The reason why the tsetse fly made it to the second position in this top is that it's responsible for the deaths of between 250,000 and 300,000 people every year. This little bugger mastered the art of infecting humans and other animals with trypanosomiases, also known as sleeping sickness.

Currently, it lives in an area of Africa that is inhabited by more than 60 million people. Access to treatment is scarce, and this, too, accounts for the high number of casualties it produces. The insect only feeds on vertebrate blood.

In order to control tsetse fly populations, some projects even sought to capture males, irradiate them, and then release them back into their colonies. But these efforts proved to be insufficient, even if infection rates have decreased slightly over the past couple of years.

1. Bot fly

The “winner” in this top is not an especially vicious insect per se. The thing that really makes it a nasty piece of work is that it puts its larva inside animals. Of the 150 species in the family Oestridae, one is specialized for putting its larvae inside humans.

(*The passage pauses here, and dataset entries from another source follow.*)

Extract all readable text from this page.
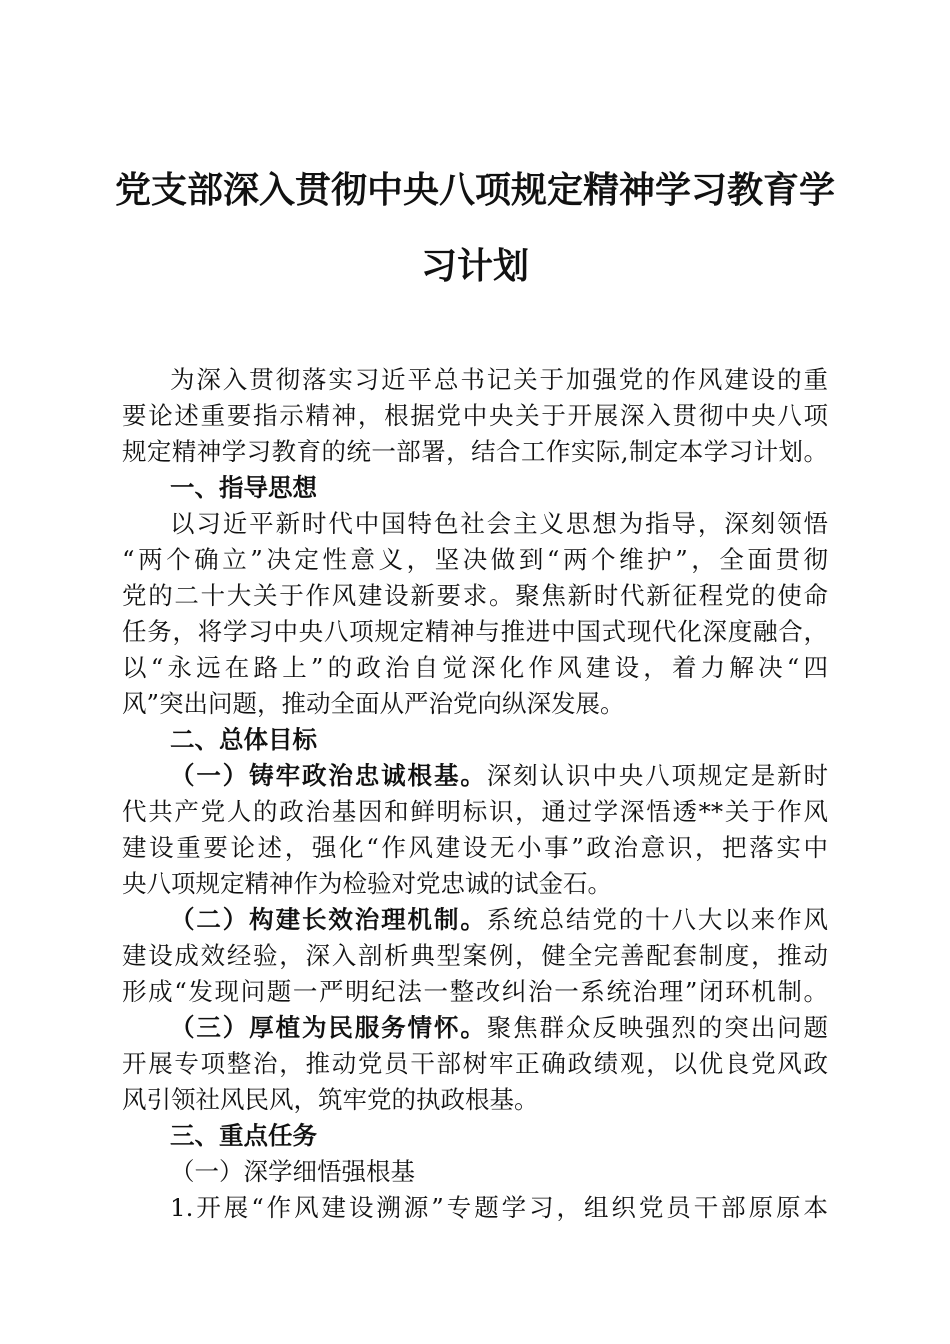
党支部深入贯彻中央八项规定精神学习教育学
习计划
为深入贯彻落实习近平总书记关于加强党的作风建设的重
要论述重要指示精神，根据党中央关于开展深入贯彻中央八项
规定精神学习教育的统一部署，结合工作实际,制定本学习计划。
一、指导思想
以习近平新时代中国特色社会主义思想为指导，深刻领悟
“两个确立”决定性意义，坚决做到“两个维护”，全面贯彻
党的二十大关于作风建设新要求。聚焦新时代新征程党的使命
任务，将学习中央八项规定精神与推进中国式现代化深度融合，
以“永远在路上”的政治自觉深化作风建设，着力解决“四
风”突出问题，推动全面从严治党向纵深发展。
二、总体目标
（一）铸牢政治忠诚根基。深刻认识中央八项规定是新时
代共产党人的政治基因和鲜明标识，通过学深悟透**关于作风
建设重要论述，强化“作风建设无小事”政治意识，把落实中
央八项规定精神作为检验对党忠诚的试金石。
（二）构建长效治理机制。系统总结党的十八大以来作风
建设成效经验，深入剖析典型案例，健全完善配套制度，推动
形成“发现问题一严明纪法一整改纠治一系统治理”闭环机制。
（三）厚植为民服务情怀。聚焦群众反映强烈的突出问题
开展专项整治，推动党员干部树牢正确政绩观，以优良党风政
风引领社风民风，筑牢党的执政根基。
三、重点任务
（一）深学细悟强根基
1.开展“作风建设溯源”专题学习，组织党员干部原原本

There are videos showing how a bot fly larva living in a human host looks like, but none will be linked here, out of sheer humanity and compassion for those who fell prey to the fly. Suffice it to say, the larvae constantly eat as they grow immediately under the skin.

The good part about infected people is that they tend to figure this out sooner rather than later, and extract the flesh-eating demon out of whatever part of their bodies the larvae were attached to. In some cases, however, when the larvae grow in the brain, there isn't really that much anyone can do.